Rocky falls back to full refresh in two situations:

When the schema drift detector (in rocky-core/drift.rs) finds a type mismatch between source and target columns, it triggers DropAndRecreate. The target table is dropped and rebuilt from scratch. This is necessary because inserting rows with incompatible types would fail at the warehouse level.

Source: orders.amount (DECIMAL(10,2))
Target: orders.amount (STRING)
→ Schema drift detected → DROP TABLE → Full refresh

If the state store has no watermark for a table (the table is new, the state backend was wiped, or the table was renamed), Rocky treats the next run as a first run and performs a full refresh, establishing a new baseline watermark.

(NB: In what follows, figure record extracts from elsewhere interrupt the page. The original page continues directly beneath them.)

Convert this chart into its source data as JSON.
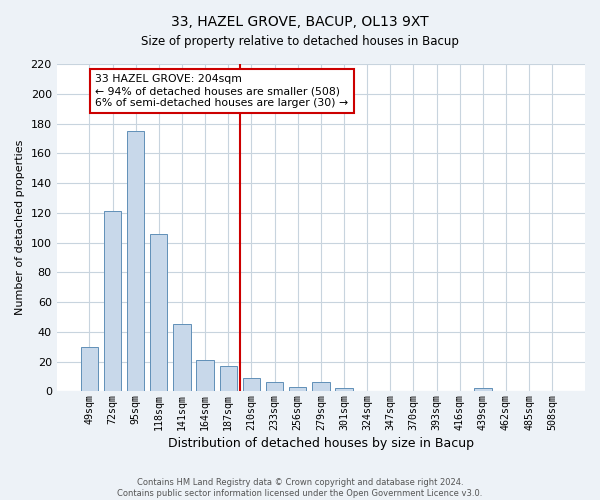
{
  "title": "33, HAZEL GROVE, BACUP, OL13 9XT",
  "subtitle": "Size of property relative to detached houses in Bacup",
  "xlabel": "Distribution of detached houses by size in Bacup",
  "ylabel": "Number of detached properties",
  "bar_labels": [
    "49sqm",
    "72sqm",
    "95sqm",
    "118sqm",
    "141sqm",
    "164sqm",
    "187sqm",
    "210sqm",
    "233sqm",
    "256sqm",
    "279sqm",
    "301sqm",
    "324sqm",
    "347sqm",
    "370sqm",
    "393sqm",
    "416sqm",
    "439sqm",
    "462sqm",
    "485sqm",
    "508sqm"
  ],
  "bar_heights": [
    30,
    121,
    175,
    106,
    45,
    21,
    17,
    9,
    6,
    3,
    6,
    2,
    0,
    0,
    0,
    0,
    0,
    2,
    0,
    0,
    0
  ],
  "bar_color": "#c8d8ea",
  "bar_edge_color": "#6090b8",
  "bar_width": 0.75,
  "vline_x": 6.5,
  "vline_color": "#cc0000",
  "annotation_title": "33 HAZEL GROVE: 204sqm",
  "annotation_line1": "← 94% of detached houses are smaller (508)",
  "annotation_line2": "6% of semi-detached houses are larger (30) →",
  "annotation_box_edge": "#cc0000",
  "ylim": [
    0,
    220
  ],
  "yticks": [
    0,
    20,
    40,
    60,
    80,
    100,
    120,
    140,
    160,
    180,
    200,
    220
  ],
  "footer_line1": "Contains HM Land Registry data © Crown copyright and database right 2024.",
  "footer_line2": "Contains public sector information licensed under the Open Government Licence v3.0.",
  "bg_color": "#edf2f7",
  "plot_bg_color": "#ffffff",
  "grid_color": "#c8d4de"
}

Watermarks and partition checksums are stored in an embedded key-value store backed by redb. See the State Management page for details on the state store, remote persistence backends, and the state lifecycle.

The state store tracks:

  • Watermarks: last successfully replicated timestamp per table
  • Check history: historical row counts for anomaly detection
  • Run history: metadata about previous runs
  • Partition checksums: per-partition hashes for checksum-based incremental
  • DAG snapshots: previous DAG structure for change detection

All state is scoped per environment. Dev, staging, and prod maintain independent state with no cross-environment coordination.